[RFC]Integrate Intel Extension for Pytorch into accelerate to get out-of-box optimizations on intel platform.

tangleintel commented 2 years ago

Motivation

Intel Extension for Pytorch(a.k.a IPEX) can provides extra optimization and performance boost on intel hardware platform(currently only for CPU) for both inference and training. These optimization include graph level optimization such as operator fusion, auto mixed precision which support rich bf16 operators and optimization for optimizer which boost the training performance. In contrast with trainer, accelerate mostly is used with distributed training and inference on transformer model, but it also can benefit from IPEX's optimization. So, integrate IPEX into accelerate can make users who do distributed training or evaluation get out-of-box performance boost on CPU.

Design

User interface

The first thing is how we tell accelerate to enable ipex. We can utilize the CLI tool accelerate config to config our training and inference environment with IPEX feature enabled. This tool will ask a series of questions including IPEX related config such as _ipexenabled and _ipex_fusionenabled. We can also pass these two options to our python script which is launched by accelerate launch. The detailed usage examples of these two scenarios can refer to pacman100's comments.
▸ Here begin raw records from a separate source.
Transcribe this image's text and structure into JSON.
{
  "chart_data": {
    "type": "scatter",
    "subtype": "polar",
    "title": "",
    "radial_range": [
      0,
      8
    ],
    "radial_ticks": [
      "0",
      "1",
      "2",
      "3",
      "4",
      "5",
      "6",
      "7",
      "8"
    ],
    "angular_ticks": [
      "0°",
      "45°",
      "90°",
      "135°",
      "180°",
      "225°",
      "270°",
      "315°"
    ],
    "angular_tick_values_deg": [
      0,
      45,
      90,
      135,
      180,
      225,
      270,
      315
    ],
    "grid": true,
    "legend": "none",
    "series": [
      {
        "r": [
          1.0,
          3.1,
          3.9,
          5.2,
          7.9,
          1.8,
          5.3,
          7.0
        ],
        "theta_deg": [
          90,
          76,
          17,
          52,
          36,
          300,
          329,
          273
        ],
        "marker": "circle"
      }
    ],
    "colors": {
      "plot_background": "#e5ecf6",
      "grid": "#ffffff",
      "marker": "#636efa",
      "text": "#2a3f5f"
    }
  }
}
The meaning of these two option: ipex_enabled: If this option is set, the IPEX's python package will be imported, and optimization such as Conv+BN folding and weight prepacking will at least be applied at inference. ipex_fusion_enabled: Besides the basic optimization, operator fusion is also an important technic to boost the performance, we can trace a model to enable this graph level optimization first, and then ipex will provide more specially optimized fusion op on intel platform with this option.
Model and optimizer wrapper for distributed training.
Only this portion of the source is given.